Bryan Kohberg ; Madison Mogen and Kaylee Goncalves AP Photo/Ted S. Warren ; Kaylee Goncalves/ Instagram

AP Photo/Ted S. Warren ; Kaylee Goncalves/ Instagram
Newly unsealed autopsy reports in the University of Idaho killings are filling in some of the darkest blanks in a case that has gripped the country for more than a year. The documents spell out, in clinical but chilling detail, how four students were attacked inside their off-campus home and what investigators believe happened in their final moments. As those findings surface, attention is swinging back to Bryan Kohberger, the criminology graduate student accused of carrying out the stabbings, and to how prosecutors plan to use this forensic roadmap in court.
The case has already reshaped life in Moscow and on the University of Idaho campus, but the new records push the story into even more graphic territory. They also sharpen the stakes around Kohberger’s legal future, from his earlier plea deal to the possibility he spends the rest of his life in prison, while families and the wider community wait for a trial that can match the precision of the science now on the record.
What the autopsies say happened inside 1122 King Road
Investigators have long said the four students were attacked as they slept in their rented house on King Road, but the autopsy files now spell out just how contained and brutal that violence was. According to newly unsealed records, all four victims were found in their bedrooms, with no evidence they left their rooms at 1122 King Road during the assault, a detail that reinforces the theory of a swift, targeted attack inside the three-story home where the students had been living near the Moscow campus. The same filings describe how the bodies were discovered after friends arrived and realized something was terribly wrong, a sequence that has haunted the community ever since.
The reports also clarify the layout of the crime scene and how the victims were positioned when police arrived. On the top floor, Goncalves and Mogen were found together in Madison Mogen’s third-floor bedroom, lying in bed under a comforter, which investigators say had been pulled up over them. That detail has become central to later claims that the killer may have arranged or “posed” the scene after the stabbings, a theory that will likely be tested in court as experts debate whether the positioning reflects staging or simply how the pair tried to shield themselves.
The autopsies do more than map the rooms, they catalog the injuries in a way that strips away any illusion that this was a quick or clumsy crime. All four students, identified in earlier filings as Kaylee Goncalves, Madison Mogen, Xana Kernodle and Ethan Chapin, suffered multiple stab wounds, with the reports describing “multiple sharp force injuries” and additional trauma to the upper body. One summary notes that all four died from sharp force injuries, while another highlights that Chapin had one stab wound that severed his spinal cord and that Kernodle had defensive wounds on her hands, suggesting she woke up and fought back.

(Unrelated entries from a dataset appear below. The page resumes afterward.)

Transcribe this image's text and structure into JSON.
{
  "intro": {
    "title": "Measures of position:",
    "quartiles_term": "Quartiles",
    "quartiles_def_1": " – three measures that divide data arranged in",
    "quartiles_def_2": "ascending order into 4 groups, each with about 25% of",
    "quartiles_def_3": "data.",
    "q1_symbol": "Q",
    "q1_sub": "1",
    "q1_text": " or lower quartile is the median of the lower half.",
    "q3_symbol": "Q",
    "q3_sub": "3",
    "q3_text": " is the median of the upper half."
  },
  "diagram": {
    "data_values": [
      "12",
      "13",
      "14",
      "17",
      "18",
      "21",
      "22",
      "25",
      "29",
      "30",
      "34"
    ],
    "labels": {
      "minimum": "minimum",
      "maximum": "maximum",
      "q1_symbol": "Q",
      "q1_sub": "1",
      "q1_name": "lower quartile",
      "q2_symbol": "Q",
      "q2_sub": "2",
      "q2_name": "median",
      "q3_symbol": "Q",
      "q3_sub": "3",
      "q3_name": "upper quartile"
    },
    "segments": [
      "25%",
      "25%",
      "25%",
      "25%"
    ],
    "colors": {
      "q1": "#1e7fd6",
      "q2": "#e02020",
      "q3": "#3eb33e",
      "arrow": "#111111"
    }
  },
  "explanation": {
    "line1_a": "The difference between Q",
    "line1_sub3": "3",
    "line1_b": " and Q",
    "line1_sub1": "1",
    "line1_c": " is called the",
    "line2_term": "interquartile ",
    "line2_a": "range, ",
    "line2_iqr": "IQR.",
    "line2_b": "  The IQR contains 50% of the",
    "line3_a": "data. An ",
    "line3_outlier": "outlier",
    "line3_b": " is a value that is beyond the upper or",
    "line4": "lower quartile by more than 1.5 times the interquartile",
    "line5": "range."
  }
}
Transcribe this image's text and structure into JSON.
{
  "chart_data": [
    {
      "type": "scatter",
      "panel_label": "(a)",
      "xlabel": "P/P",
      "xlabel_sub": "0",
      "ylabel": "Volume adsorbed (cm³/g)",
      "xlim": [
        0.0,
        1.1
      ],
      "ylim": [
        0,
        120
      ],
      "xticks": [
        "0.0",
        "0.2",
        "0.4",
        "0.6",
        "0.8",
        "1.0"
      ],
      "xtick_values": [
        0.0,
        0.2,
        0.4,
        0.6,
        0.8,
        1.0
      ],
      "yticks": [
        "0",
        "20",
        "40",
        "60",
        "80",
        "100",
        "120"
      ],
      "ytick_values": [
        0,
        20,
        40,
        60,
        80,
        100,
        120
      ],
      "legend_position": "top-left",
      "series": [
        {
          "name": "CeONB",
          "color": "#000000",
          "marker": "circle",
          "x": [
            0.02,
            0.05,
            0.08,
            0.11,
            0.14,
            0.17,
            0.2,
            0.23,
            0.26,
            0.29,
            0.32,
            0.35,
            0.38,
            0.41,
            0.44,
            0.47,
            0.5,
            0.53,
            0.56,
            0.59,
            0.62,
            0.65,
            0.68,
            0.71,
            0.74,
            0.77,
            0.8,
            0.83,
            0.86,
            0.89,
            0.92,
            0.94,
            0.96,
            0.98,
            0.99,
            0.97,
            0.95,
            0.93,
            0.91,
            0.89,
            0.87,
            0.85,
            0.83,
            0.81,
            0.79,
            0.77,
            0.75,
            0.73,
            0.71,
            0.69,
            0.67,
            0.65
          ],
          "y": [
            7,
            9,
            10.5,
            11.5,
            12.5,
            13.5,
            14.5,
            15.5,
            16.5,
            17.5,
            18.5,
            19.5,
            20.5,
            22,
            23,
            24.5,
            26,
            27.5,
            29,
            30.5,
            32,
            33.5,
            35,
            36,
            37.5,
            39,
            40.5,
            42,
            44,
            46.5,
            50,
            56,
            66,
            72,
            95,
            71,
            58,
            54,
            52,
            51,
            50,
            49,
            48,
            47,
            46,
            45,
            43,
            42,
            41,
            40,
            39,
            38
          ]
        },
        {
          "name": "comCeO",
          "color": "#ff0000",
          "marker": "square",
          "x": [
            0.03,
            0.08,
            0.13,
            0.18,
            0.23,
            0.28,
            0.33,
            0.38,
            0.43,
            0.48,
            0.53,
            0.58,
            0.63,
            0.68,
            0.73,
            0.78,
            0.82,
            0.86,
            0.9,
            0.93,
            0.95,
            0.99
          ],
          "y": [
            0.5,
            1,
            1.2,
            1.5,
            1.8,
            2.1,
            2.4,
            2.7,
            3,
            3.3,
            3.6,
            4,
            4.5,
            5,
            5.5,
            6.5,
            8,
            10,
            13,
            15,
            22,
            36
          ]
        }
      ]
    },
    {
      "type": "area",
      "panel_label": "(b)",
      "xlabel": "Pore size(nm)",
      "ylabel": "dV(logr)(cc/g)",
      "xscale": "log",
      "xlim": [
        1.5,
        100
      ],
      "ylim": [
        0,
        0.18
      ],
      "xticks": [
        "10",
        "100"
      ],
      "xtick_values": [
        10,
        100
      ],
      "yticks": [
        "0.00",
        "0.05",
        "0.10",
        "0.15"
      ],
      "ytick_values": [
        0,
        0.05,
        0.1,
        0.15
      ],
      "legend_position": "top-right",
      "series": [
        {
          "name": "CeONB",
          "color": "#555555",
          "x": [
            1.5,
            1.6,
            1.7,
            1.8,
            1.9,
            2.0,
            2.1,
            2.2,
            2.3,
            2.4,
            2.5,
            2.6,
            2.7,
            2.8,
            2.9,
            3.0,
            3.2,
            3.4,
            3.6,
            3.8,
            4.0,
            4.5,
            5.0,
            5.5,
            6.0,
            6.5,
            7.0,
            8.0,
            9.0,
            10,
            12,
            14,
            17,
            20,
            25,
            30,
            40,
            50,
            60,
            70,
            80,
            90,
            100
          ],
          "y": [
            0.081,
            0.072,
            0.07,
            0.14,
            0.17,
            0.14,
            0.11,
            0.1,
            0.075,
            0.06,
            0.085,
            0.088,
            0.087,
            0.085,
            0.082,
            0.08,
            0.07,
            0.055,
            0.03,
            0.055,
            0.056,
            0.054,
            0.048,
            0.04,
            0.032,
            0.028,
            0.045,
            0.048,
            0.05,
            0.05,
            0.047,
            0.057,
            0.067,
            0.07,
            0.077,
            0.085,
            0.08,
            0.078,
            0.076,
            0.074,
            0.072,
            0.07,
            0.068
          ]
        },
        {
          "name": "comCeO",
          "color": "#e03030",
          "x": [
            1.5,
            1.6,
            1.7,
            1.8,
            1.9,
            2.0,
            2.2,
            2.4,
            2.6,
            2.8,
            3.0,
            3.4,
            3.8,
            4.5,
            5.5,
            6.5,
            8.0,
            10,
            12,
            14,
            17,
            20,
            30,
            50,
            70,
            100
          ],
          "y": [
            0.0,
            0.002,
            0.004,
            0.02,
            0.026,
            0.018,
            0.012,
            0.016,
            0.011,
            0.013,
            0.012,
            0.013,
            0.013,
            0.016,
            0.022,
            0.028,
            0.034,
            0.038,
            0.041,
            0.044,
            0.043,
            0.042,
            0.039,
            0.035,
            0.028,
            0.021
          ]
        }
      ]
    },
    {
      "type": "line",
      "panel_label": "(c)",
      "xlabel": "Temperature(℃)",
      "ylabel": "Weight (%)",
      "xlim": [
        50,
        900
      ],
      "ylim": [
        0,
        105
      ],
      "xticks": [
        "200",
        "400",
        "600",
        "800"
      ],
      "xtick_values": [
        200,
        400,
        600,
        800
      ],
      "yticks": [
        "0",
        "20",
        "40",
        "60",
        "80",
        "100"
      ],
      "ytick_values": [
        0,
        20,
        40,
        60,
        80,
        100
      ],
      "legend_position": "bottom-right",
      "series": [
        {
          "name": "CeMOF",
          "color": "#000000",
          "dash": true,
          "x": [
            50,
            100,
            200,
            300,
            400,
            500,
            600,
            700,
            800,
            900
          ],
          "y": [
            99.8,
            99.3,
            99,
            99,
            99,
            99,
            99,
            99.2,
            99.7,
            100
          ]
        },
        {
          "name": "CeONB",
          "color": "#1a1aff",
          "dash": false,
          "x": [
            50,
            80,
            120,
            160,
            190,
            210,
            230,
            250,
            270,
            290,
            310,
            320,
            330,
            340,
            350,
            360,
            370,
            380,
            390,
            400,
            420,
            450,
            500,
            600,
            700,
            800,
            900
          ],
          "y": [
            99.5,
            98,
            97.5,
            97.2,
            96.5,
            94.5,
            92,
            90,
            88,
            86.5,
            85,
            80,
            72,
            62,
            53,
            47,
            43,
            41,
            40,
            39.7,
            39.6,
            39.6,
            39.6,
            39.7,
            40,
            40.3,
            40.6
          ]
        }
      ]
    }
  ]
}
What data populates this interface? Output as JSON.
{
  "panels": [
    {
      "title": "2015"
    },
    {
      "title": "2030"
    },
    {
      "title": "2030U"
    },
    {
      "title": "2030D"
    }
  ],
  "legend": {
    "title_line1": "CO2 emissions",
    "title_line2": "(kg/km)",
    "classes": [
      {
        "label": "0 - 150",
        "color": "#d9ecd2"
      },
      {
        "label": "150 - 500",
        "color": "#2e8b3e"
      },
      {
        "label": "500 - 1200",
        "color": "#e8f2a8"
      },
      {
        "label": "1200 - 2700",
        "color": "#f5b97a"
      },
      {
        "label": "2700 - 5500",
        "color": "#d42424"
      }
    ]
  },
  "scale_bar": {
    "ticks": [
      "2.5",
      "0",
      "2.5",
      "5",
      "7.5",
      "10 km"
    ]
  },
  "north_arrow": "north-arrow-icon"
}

Those specifics, pulled from the autopsy tables, are now likely to be replayed in front of a jury.
Brutality, staging claims, and the defense theory of more than one killer
Forensic details in the new documents are graphic even by homicide standards, and they are already shaping how both sides talk about what happened. One set of filings describes how Kaylee Goncalves and Madison Mogen died from “multiple sharp force injuries,” with Goncalves also suffering “blunt force injuries of the head and as” part of the attack, a level of trauma that underscores the rage behind the killings and is now tied directly to Goncalves and Mogen in the autopsy language. Other passages describe Xana Kernodle’s extensive wounds and note that she had a broken nose, while Ethan Chapin’s single devastating stab wound is laid out in stark terms.
One especially striking figure has emerged from the newly unsealed documents: a defense filing cites expert analysis that the four college students were stabbed at least 150 times in total, a number that, if accepted by the court, paints the killer as methodical and relentless rather than panicked. Another report notes that one victim “suffered wounds to her upper extremities” consistent with trying to ward off the knife, a detail tied to wounds described by Idaho State Police. Together, these injuries are being used by prosecutors to argue that whoever carried out the attack had time, control and a clear intent to kill.
The same autopsy language is also fueling a more controversial claim from the defense camp, which has floated the idea that the pattern of wounds suggests there were two killers, not one. A defense expert cited in court filings argued that the distribution of injuries and the lack of blood transfer to Kohberger’s car could indicate more than a single attacker, pointing to passages in the reports that have now been summarized in defense filings. Prosecutors have pushed back hard, writing that “washing or wiping hands takes little time especially if preparations for cleaning are made beforehand,” a line quoted directly in a separate filing that stresses there is also evidence that the Defendant left the scene quickly and could still have avoided leaving obvious blood in his vehicle, as summarized in prosecutor arguments.